1973: "Before 1985, mankind will enter an age of
genuine scarcity . . . in which the accessible supplies of many key minerals
will be facing depletion."
In reality, practically all key minerals continue to decline
in price in real terms, indicating greater abundance and accessibility.
Yet such aptitude for getting things wrong apparently doesn't
impede receiving the MacArthur Foundation's "genius award," which
comes with a check for $345,000. You figure it out.
The simplemindedness of these warnings of diminishing resources
that the public is being constantly assailed with never ceases to amaze me.

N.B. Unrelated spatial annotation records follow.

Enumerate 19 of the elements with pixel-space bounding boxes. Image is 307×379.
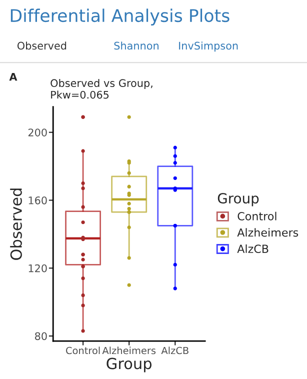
text: A	[9, 72, 18, 81]
y-tick-label: 80	[35, 332, 47, 340]
chart-subtitle: Observed vs Group, Pkw=0.065	[50, 78, 152, 99]
legend-label: AlzCB	[237, 244, 268, 254]
y-tick-label: 160	[28, 196, 47, 204]
text: InvSimpson	[179, 42, 238, 52]
legend-label: Control	[238, 212, 276, 220]
chart-title: Differential Analysis Plots	[10, 8, 230, 26]
x-tick-label: Control	[66, 346, 100, 354]
y-axis-title: Observed	[10, 188, 22, 260]
x-axis-title: Group	[218, 193, 259, 206]
y-tick-label: 120	[28, 264, 47, 272]
text: Observed	[17, 42, 66, 50]
x-tick-label: AlzCB	[161, 346, 188, 354]
y-tick-label: 200	[28, 128, 47, 136]
legend-title: Group	[106, 358, 152, 372]
text: Shannon	[114, 42, 158, 50]
x-tick-label: Alzheimers	[102, 346, 156, 354]
legend-label: Alzheimers	[237, 228, 298, 237]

One of the ones cited, for example, was copper. When copper, or anything else,
is extracted from the crust, refined, and fashioned into something useful, it
doesn't thereupon magically vanish off the planet and cease being available
for anything else. In fact, if demand and prices go up, it's a lot easier and
cheaper to convert readily available artifacts into whatever yields a better
return than having to dig more up out of the ground. Or in the case of copper,
use something else for transmitting information, such as fiber optics (which
are processed from sand), or the pure lumeniferous ether--by putting up satellites.
And the same applies even to something as apparently finite as gasoline. But
a gasoline molecule is just an arrangement of hydrogen and carbon atoms that
stores a lot of energy. When the gasoline is burned, the atoms aren't lost.
Given the appropriate know-how, they could, in principle, be reused to lock
up more energy. All you need is a suitable source--and the universe is practically
made of it! My guess is that we'll find it much cheaper and more convenient
to be making our own gasoline long before the last barrel of the original stuff
has been pumped out of the ground.
Those interested in a good book on the economics of why and
how things continue to get better, might try Population Matters by Julian
Simon, Transaction Publishers, New Brunswick, N.J., 1990.